Manchmal kann eine solche Bemerkung nützlich sein; sie kann einen Gegner zu vorsichtigem Verhalten bewegen. Trumps Anhänger loben ihn für seine Meisterschaft der „ strategischen Ambiguität “ – ein Begriff, der von Wissenschaftlern der internationalen Beziehungen geprägt wurde , um eine Politik zu beschreiben, die Aggressionen abschrecken soll, ohne die Konsequenzen offen zu legen.

Doch genau darum geht es hier nicht. Damit diese Ambiguität wirksam ist, sollten die Staats- und Regierungschefs eine Vorstellung davon haben, was sie im Falle eines Krieges tun würden – wie sie sich den Konfliktverlauf vorstellen.

Doch allem Anschein nach gehört Trump selbst zu denen, die nicht wissen, was sie tun werden. Seine Widersprüche stiften nur Verwirrung; sie könnten Irans obersten Führer, Ayatollah Ali Khamenei, zwar zügeln, ihn aber auch zu gigantischen Risiken anspornen, weil er glaubt (oder hofft), die Drohungen seien nur Bluffs. Jedenfalls hat Trump die Kontrolle über die Erzählung verloren – das Gegenteil von dem, was jeder Führer, geschweige denn eine Supermacht, in diesem Spiel tun sollte.

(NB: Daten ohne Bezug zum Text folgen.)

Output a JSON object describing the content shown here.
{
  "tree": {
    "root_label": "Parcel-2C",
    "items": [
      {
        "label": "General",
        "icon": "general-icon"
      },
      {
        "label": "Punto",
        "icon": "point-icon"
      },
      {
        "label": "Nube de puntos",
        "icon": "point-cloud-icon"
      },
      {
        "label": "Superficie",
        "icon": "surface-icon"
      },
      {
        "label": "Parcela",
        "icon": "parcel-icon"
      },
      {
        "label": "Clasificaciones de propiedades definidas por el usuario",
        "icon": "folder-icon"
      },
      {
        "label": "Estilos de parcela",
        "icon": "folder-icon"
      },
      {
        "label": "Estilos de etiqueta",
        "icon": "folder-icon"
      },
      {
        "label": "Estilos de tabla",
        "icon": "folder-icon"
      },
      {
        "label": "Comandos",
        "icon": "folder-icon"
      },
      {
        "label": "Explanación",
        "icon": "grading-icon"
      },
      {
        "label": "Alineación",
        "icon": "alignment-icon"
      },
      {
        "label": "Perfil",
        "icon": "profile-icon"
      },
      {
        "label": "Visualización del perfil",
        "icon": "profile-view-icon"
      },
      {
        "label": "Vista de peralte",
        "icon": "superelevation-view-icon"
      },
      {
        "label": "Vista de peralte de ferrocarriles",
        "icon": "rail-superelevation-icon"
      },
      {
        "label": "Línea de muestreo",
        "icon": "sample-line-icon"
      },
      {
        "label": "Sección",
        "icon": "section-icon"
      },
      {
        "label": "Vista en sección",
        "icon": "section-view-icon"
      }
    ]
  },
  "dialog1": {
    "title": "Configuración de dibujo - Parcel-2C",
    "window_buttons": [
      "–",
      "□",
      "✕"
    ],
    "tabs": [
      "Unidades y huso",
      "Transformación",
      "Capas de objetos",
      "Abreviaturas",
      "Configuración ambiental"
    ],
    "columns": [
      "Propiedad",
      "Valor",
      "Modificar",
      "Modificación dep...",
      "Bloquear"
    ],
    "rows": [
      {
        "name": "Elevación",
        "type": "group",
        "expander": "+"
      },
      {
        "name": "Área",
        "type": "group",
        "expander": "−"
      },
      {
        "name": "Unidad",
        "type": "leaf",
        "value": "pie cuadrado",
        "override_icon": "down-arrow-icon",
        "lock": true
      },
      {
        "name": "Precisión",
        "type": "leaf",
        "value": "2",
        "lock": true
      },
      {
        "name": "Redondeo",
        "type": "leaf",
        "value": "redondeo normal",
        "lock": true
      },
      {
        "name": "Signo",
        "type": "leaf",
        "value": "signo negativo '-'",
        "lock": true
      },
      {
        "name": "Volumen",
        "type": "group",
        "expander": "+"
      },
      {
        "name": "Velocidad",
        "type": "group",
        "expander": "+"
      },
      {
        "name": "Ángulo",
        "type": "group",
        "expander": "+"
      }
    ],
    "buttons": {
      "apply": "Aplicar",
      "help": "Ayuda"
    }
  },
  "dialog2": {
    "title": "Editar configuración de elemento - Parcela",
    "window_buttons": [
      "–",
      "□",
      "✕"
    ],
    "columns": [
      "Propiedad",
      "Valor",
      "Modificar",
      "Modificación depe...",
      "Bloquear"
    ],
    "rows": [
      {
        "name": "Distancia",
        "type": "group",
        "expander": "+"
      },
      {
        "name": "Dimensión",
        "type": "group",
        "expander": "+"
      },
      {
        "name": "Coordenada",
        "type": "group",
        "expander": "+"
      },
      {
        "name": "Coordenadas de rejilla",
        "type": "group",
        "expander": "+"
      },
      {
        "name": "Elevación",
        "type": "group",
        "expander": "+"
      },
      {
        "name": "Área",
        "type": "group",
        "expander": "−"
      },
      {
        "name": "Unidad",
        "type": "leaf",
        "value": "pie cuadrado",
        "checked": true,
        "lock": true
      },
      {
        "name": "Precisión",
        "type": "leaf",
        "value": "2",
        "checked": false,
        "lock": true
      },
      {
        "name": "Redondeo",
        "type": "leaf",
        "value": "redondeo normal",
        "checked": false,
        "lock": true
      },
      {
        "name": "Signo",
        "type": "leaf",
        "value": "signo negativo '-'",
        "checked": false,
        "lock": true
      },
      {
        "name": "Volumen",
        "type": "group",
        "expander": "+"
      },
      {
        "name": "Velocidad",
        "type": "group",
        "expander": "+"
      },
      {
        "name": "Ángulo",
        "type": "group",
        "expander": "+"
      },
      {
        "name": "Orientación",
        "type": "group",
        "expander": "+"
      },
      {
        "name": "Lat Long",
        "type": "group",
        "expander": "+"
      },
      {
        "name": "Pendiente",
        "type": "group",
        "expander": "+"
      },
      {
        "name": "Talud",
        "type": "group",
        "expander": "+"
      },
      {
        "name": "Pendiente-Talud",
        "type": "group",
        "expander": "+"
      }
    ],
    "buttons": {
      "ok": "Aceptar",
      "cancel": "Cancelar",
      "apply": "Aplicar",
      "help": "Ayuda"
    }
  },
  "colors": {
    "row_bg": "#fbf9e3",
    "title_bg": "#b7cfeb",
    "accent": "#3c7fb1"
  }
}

Trump hat in der Frage, ob er sich Israels Angriffen auf den Iran anschließen soll, lange gezögert , doch in den letzten Tagen schienen seine Worte und Taten darauf hinzudeuten, dass eine US-Intervention unmittelbar bevorsteht. Er warnte die Einwohner Teherans – einer Neun-Millionen-Stadt in einem Land mit 90 Millionen Einwohnern – , sofort zu evakuieren . Er sagte, er habe dem Iran ein „ Ultimatum “ gestellt. Er sagte, als sein Abgesandter Verhandlungen mit dem Iran begann, um sie zur Aufgabe ihres Atomprogramms zu bewegen, habe er ihnen eine Frist von 60 Tagen gesetzt – und „ heute sind es 61, richtig ?“. Er sagte, er fordere eine „ bedingungslose Kapitulation “. Er sagte, er wisse, wo sich „der so genannte Oberste Führer“ verstecke, werde ihn aber nicht töten – „ nicht jetzt “, jedenfalls nicht, und deutete damit an, dass er dies vielleicht später tun könnte (etwas, das der israelische Ministerpräsident Benjamin Netanjahu auf jeden Fall gern sähe).

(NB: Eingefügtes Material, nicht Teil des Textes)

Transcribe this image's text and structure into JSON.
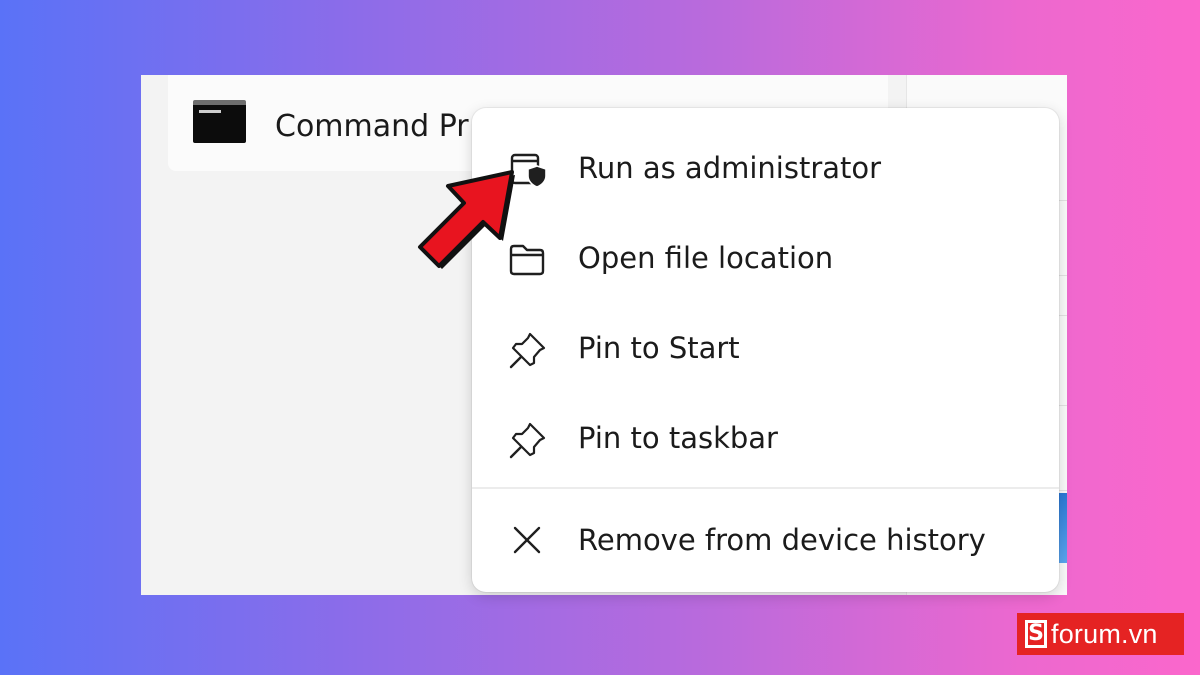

Dann folgte seine „Sein oder Nichtsein“-Nummer – vielleicht greift er an, vielleicht auch nicht, „niemand weiß, was ich tun werde.“ Jetzt sagt Trump, er werde innerhalb der nächsten zwei Wochen entscheiden, was zu tun sei.

Das ist keine strategische Ambiguität, sondern bestenfalls Ambivalenz. Ein Politiker sollte jedenfalls nicht die ziemlich eindeutigen Aussagen Trumps der letzten Tage machen, wenn er sich noch nicht entschieden hat oder sein Kopf wie ein Blitzlicht tickt.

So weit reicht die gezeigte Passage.